The two representative clusters of each Arg175His mutant forms are depicted with electrostatic potential surface (EPS) (see Fig. S14), whereas the EPS of the two representative clusters of each active p53-DBD forms are shown in Fig. S15. Clearly, there is more negative EPS and deeper cavity around the mutation point in the mutant forms than that in the active wild-type forms. Therefore, we expect that the pockets near the mutation point to have desirable docking affinity. Specifically, the first pocket in the Arg175His mutant forms (see the blue colored pockets in Fig. 7c and e) can be used in a drug screening study as one big pocket. Therefore, the blue colored pockets in Fig. 7c and e are the unique pockets that are expected to be the targeted pockets in a drug screening study.

5 Conclusions

The novel GaMD method has several applications in sampling biomolecular systems and free-energy calculations of biomolecules. Five full-length human p53 forms have been investigated by GaMD simulations in OPC water model at physiological temperature and pH. our observations, obtained throughout \(200~\text {ns}\) of production run, are in good agreement with the relavent results in the classical MD studies [52, 80, 84, 90]. Therefore, GaMD method is more economic and efficient method than the classical MD method for studying biomolecular systems.
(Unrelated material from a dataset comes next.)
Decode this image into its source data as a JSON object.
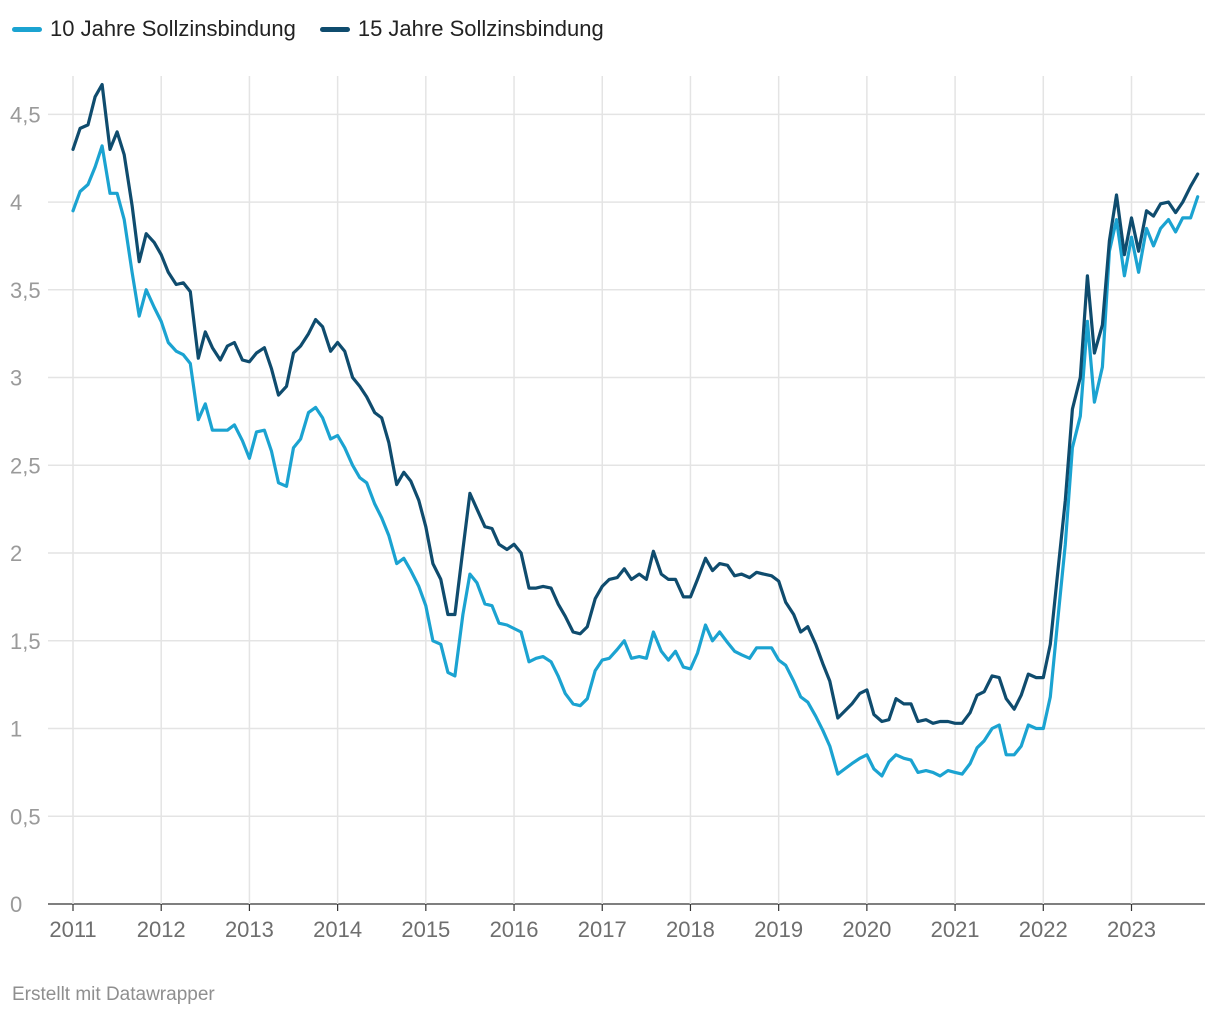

The featured dynamics of the five human p53-DBD forms include noticeable conformational changes of the L1 and \({\alpha }1\)\({\beta }5\) loops as well as the \({\beta }6\)\({\beta }7\) and \({\beta }7\)\({\beta }8\) turns. The observed thermal flexibility of these regions can be stabilized either by binding to DNA element or by forming dimer–dimer interface [19, 81, 84,85,86].

By a subsequent clustering analysis of the structural frames in the subspace spanned by PC1 and PC2, we have identified two clusters that represent two distinct conformational states. The free-energy profiles of these clusters in each p53-DBD form demonstrate the flexibility of the protein to undergo a conformational transition between the two clusters. However, the aggregation behavior of the Arg175His mutant forms is not expected to be observed because of the maintained stability of the \(\text {Zn}^{2+}\)-binding site in our simulations.

The utilized bonded approach for maintaining the \(\text {Zn}^{2+}\)-binding site in our simulation might be considered inappropriate technique for comparing the results of the wild-type and mutant forms of p53 protein. Therefore, we encourage using nonbonded approach for maintaining the \(\text {Zn}^{2+}\)-binding site by electrostatic and van der Waals interactions, which allow studying the catalytic function of the p53 protein for only a short period of simulation time scale [42].

By using a representative structure for each cluster of the Arg175His forms, we have predicted seven druggability pockets. Four druggability pockets on the Arg175His forms have been ruled out because there are similar pockets to them that exist in the active p53 forms. Furthermore, the druggability pockets near the mutated residue are expected to have high docking affinity because of the EPS influence. Consequently, the two druggability pockets near the mutation site are expected to be actual pockets, which will be helpful for the compound clinical progression studies.